I am kind of use to that now, though.
I try to hide it by acting like a typical Ceech & chong Guber.
 

dyingtolive

Well-known member
even if they knew they wouldnt understand... maybe unless... when u tell them u tell them not to comment until they listened to an educational CD that u give them along with ur coming out. will that work?

but if i come out.. it will be useless if it didnt come with being Completely honest with all My disorders, and history. Now thas just might start chaos.
is it worth it and when is the right time
 
Hi to all.
I have told my closest family -except from my nefews - and i would advise everyone to do so. They should know.

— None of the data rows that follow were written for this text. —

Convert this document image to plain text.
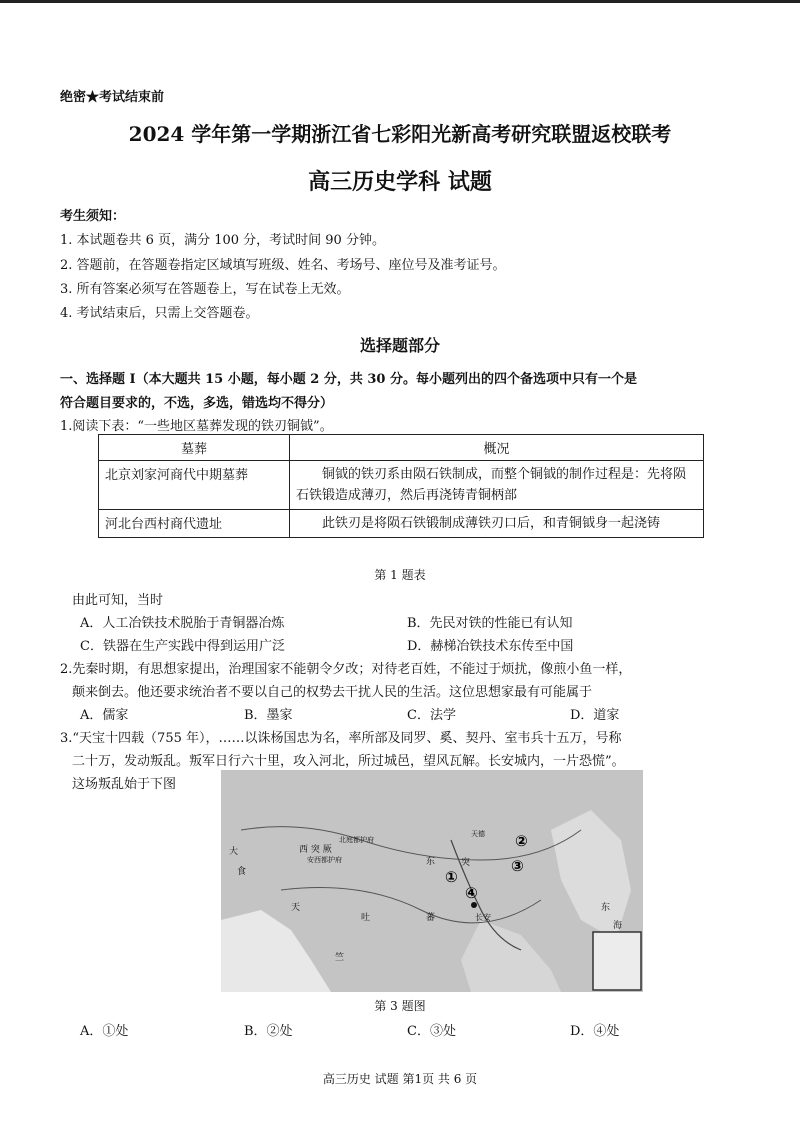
绝密★考试结束前
2024 学年第一学期浙江省七彩阳光新高考研究联盟返校联考
高三历史学科 试题
考生须知：
1. 本试题卷共 6 页，满分 100 分，考试时间 90 分钟。
2. 答题前，在答题卷指定区域填写班级、姓名、考场号、座位号及准考证号。
3. 所有答案必须写在答题卷上，写在试卷上无效。
4. 考试结束后，只需上交答题卷。
选择题部分
一、选择题 I（本大题共 15 小题，每小题 2 分，共 30 分。每小题列出的四个备选项中只有一个是
符合题目要求的，不选，多选，错选均不得分）
1.阅读下表：“一些地区墓葬发现的铁刃铜钺”。
墓葬	概况
北京刘家河商代中期墓葬	铜钺的铁刃系由陨石铁制成，而整个铜钺的制作过程是：先将陨石铁锻造成薄刃，然后再浇铸青铜柄部
河北台西村商代遗址	此铁刃是将陨石铁锻制成薄铁刃口后，和青铜钺身一起浇铸
第 1 题表
由此可知，当时
A．人工冶铁技术脱胎于青铜器冶炼	B．先民对铁的性能已有认知
C．铁器在生产实践中得到运用广泛	D．赫梯冶铁技术东传至中国
2.先秦时期，有思想家提出，治理国家不能朝令夕改；对待老百姓，不能过于烦扰，像煎小鱼一样，
颠来倒去。他还要求统治者不要以自己的权势去干扰人民的生活。这位思想家最有可能属于
A．儒家	B．墨家	C．法学	D．道家
3.“天宝十四载（755 年），……以诛杨国忠为名，率所部及同罗、奚、契丹、室韦兵十五万，号称
二十万，发动叛乱。叛军日行六十里，攻入河北，所过城邑，望风瓦解。长安城内，一片恐慌”。
这场叛乱始于下图
西 突 厥
北庭都护府
安西都护府	东	突
天德
吐	蕃	长安
大
食
天
竺
东
海
①
②
③
④
第 3 题图
A．①处	B．②处	C．③处	D．④处
高三历史 试题 第1页 共 6 页
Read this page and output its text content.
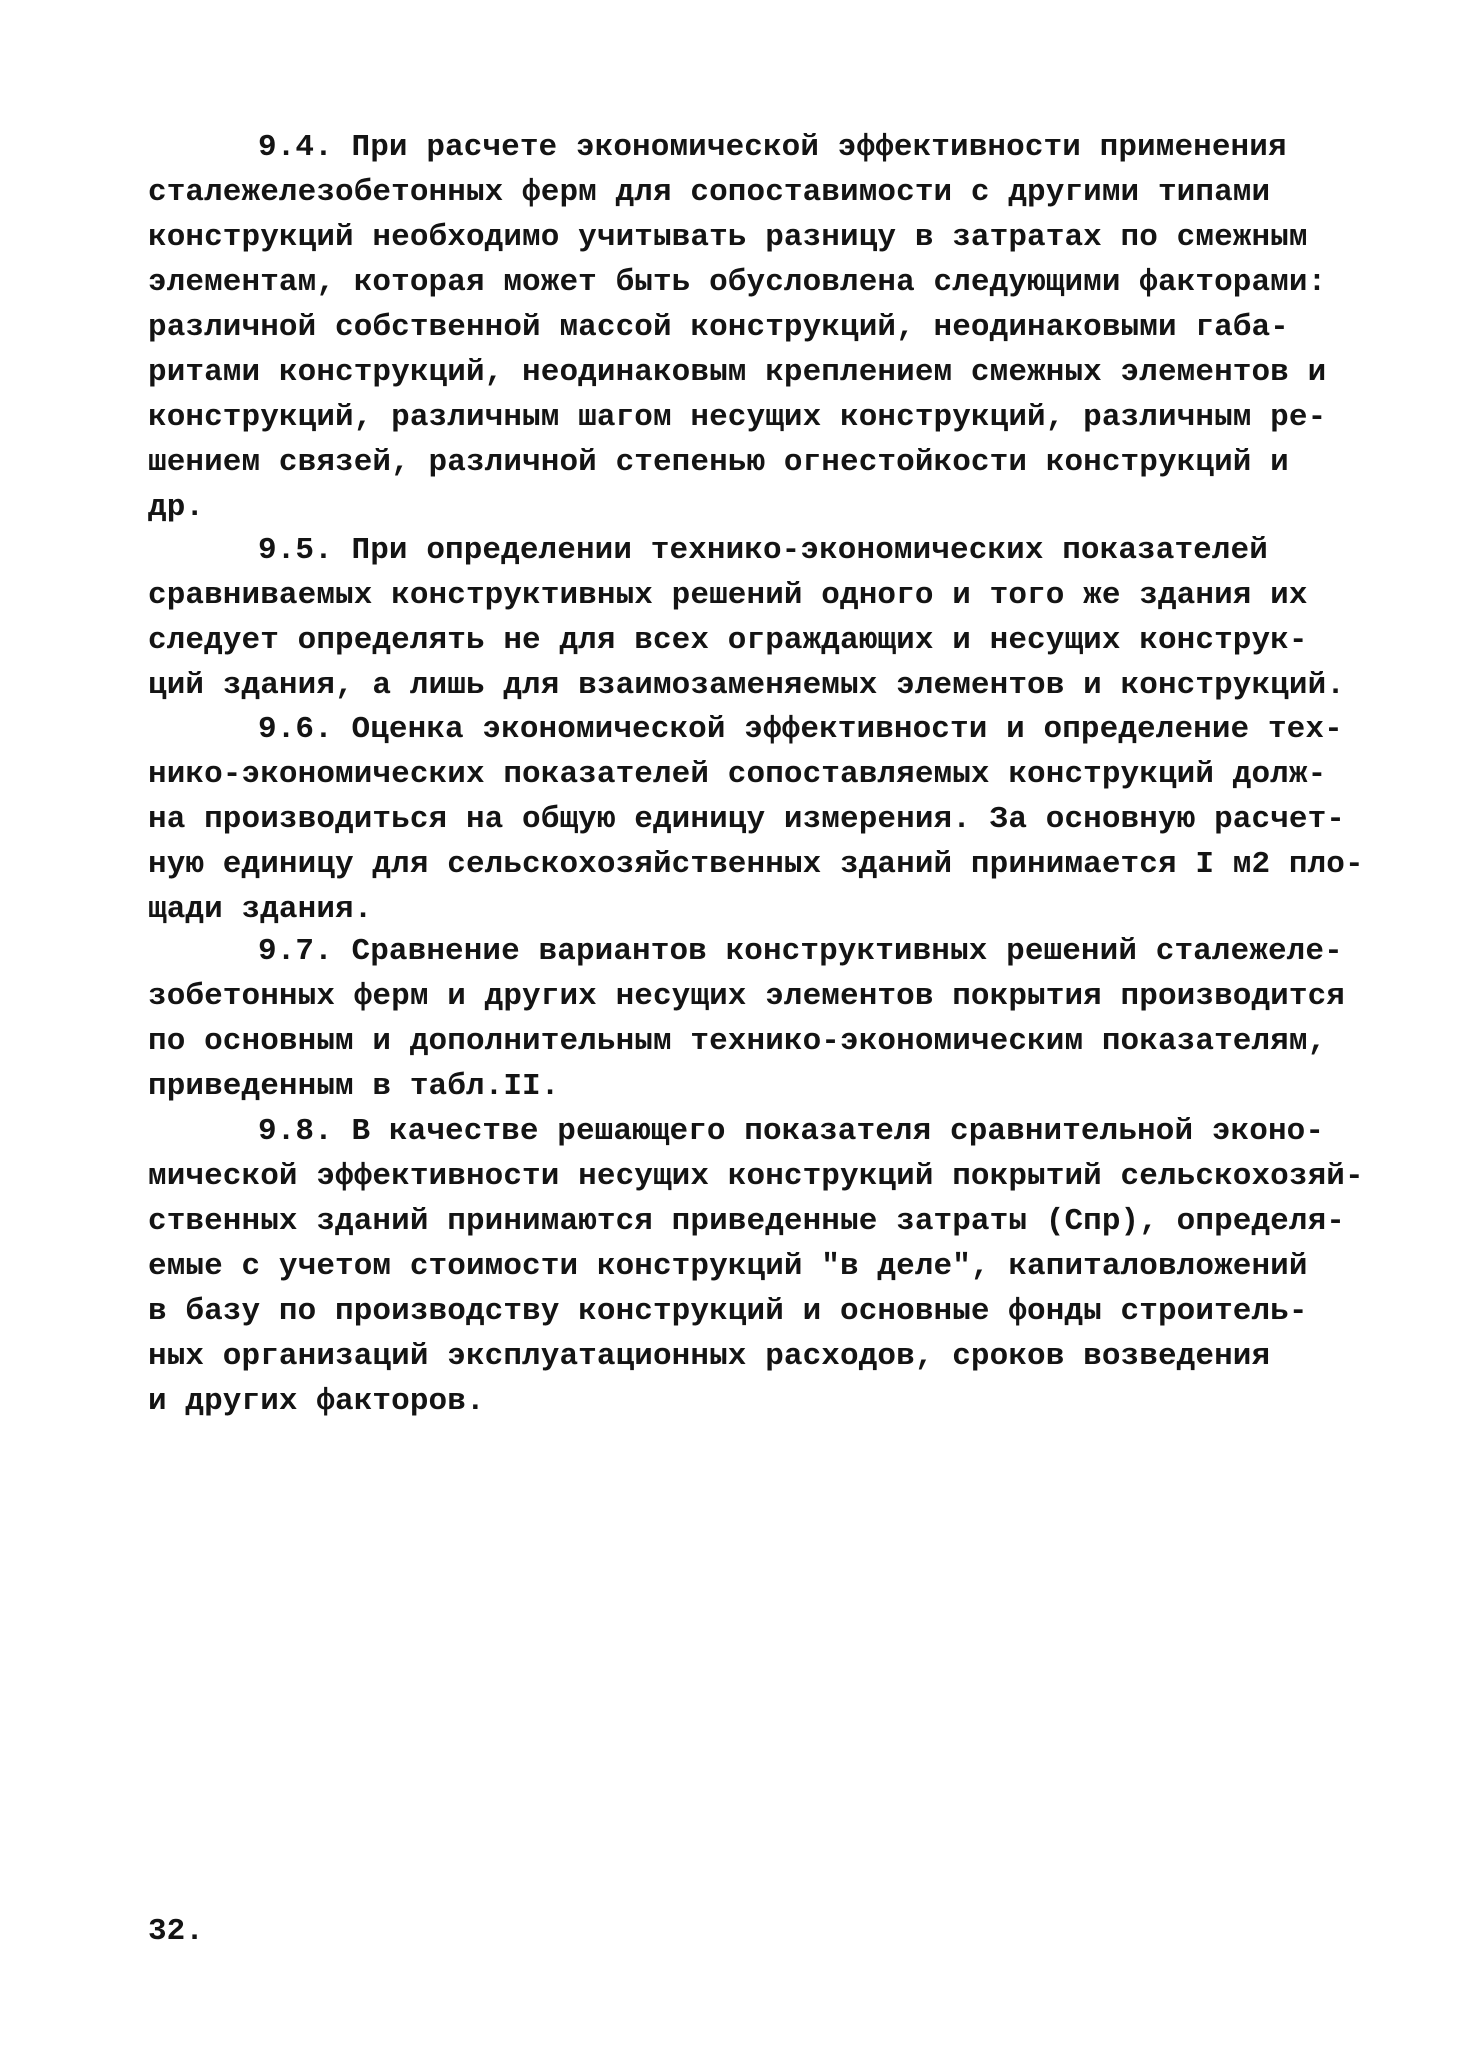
9.4. При расчете экономической эффективности применения
сталежелезобетонных ферм для сопоставимости с другими типами
конструкций необходимо учитывать разницу в затратах по смежным
элементам, которая может быть обусловлена следующими факторами:
различной собственной массой конструкций, неодинаковыми габа-
ритами конструкций, неодинаковым креплением смежных элементов и
конструкций, различным шагом несущих конструкций, различным ре-
шением связей, различной степенью огнестойкости конструкций и
др.
9.5. При определении технико-экономических показателей
сравниваемых конструктивных решений одного и того же здания их
следует определять не для всех ограждающих и несущих конструк-
ций здания, а лишь для взаимозаменяемых элементов и конструкций.
9.6. Оценка экономической эффективности и определение тех-
нико-экономических показателей сопоставляемых конструкций долж-
на производиться на общую единицу измерения. За основную расчет-
ную единицу для сельскохозяйственных зданий принимается I м2 пло-
щади здания.
9.7. Сравнение вариантов конструктивных решений сталежеле-
зобетонных ферм и других несущих элементов покрытия производится
по основным и дополнительным технико-экономическим показателям,
приведенным в табл.II.
9.8. В качестве решающего показателя сравнительной эконо-
мической эффективности несущих конструкций покрытий сельскохозяй-
ственных зданий принимаются приведенные затраты (Спр), определя-
емые с учетом стоимости конструкций "в деле", капиталовложений
в базу по производству конструкций и основные фонды строитель-
ных организаций эксплуатационных расходов, сроков возведения
и других факторов.
32.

And they will trytheir best to help you on your troubles.... although certaintly they are not psichologist, so they'll probably not know how to approach the problem really.
As for friends, many of my recent friends know it, but i wouldn't advise you to do so, cause having your folks trying to help you is one thing, but having your close friends helping you makes you feel even worse, cause you feel like an affraid child who is not able to face things, and that is no good at all. It makes your self steem go to hell.